Managers on the other hand typically go from meeting to meeting. They are more interrupt driven. They react to problems and issue. Most of their tasks can be down in an hour or less.

So if a Maker has a couple meetings during the day, say at 10:00 AM and 3:00 PM it may totally break his rhythym. There can be a huge difference in his productivity. Another meeting for a manager doesn't really change his productivity.

The problem is normally it is managers who are arranging the meetings. They rarely see the down side to putting another meeting in the middle of the afternoon.

3 comments:

Anonymous said...

I think it's worse than what you describe; it's not that they don't see the downside to putting a meeting in the middle of the afternoon. Sometimes they seem to be convinced that work is not getting done UNLESS there is a meeting.

christinemm said...

Henry I have been thinking about how I spend my time. As a creative person, a do-er of many things at home, I need and want time.

However I feel pushed to do many social things in groups with the time. I think I blogged my theory at some point...it is...that there are different personality types. Among my friends and relatives some people seem very social and plan all their spare time on people-centered things and get-togethers. They do no projects, are not DIY people, not crafters or artists, or makers of things (at home). An example are the PTA volunteers that add on a zillion extra things like Father-Daughter Valentine's Dance (as if spending a date with the wife is not just enough) and the Ice Cream socials and the Little League year end picnic and Scout year end picnic and Lacrosse year end picnic (after spending tons of time doing the actual thing).

These primarily social people fill in every spare moment with doing stuff with other people. The invite us for last minute get-togethers and enjoy being in groups.

It is hard to do a ton of things with strangers in the community plus acquaintences plus friends plus extended family plus our own immediate family then plus work people (after-hours work parties).

Those of us who are do-ers struggle to do what we want do to for projects plus do all these extra social events.

I am not saying do-ers are anti-social but there is a difference between some who fill all their time with social stuff and do no real projects. It's just work, daily living, then social time.

It seems to me some people are so social and such people-persons that they want to be together so much. These ones often want face to face meetings to discuss this and that while others of us feel email is more efficient and leaves our time free to do the work we dicussed in the email.

Think about this as you think of the people you know and see if you think it's correct.

One problem is when at work they call meetings to discuss all that needs to get done but management doesn't give the workers time to actually do the work.

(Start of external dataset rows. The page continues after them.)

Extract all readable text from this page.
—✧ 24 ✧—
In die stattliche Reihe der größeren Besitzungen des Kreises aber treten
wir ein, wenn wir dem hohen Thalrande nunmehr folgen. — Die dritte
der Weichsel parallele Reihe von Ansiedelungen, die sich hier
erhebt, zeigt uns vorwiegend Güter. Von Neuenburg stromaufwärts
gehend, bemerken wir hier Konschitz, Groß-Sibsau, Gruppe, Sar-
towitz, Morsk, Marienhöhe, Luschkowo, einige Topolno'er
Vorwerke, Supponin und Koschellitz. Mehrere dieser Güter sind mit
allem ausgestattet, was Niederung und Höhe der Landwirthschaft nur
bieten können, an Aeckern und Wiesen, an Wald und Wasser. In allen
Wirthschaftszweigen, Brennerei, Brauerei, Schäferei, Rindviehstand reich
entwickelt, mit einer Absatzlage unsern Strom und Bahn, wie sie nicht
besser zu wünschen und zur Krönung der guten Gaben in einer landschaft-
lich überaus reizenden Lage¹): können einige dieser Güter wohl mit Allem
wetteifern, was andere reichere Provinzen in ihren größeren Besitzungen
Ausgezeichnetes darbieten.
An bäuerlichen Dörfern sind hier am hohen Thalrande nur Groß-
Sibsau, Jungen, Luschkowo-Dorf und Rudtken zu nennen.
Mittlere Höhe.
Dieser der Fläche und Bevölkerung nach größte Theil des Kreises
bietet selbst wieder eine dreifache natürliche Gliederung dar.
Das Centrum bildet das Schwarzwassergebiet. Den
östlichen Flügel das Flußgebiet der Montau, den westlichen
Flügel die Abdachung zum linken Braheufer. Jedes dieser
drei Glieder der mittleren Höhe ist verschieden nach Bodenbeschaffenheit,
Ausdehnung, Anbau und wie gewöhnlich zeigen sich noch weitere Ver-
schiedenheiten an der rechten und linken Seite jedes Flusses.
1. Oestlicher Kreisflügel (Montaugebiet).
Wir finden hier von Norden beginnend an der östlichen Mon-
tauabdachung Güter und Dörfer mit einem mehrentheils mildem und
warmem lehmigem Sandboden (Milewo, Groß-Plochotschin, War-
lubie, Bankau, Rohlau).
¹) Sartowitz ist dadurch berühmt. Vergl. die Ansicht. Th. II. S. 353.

My theory is the managers are the people-persons and they don't get it about spending time actually doing things, they prefer to talk about doing stuff instead and to just be around others and discuss stuff.

Henry Cate said...

Anonymous - You are correct, many poor and average managers do seem to think that things only happen because they have had a meeting.

Christinemm - I believe great managers do provide value. They set priorities, arrange resources and buffer you from other distractions. My experience has been that there are few great managers.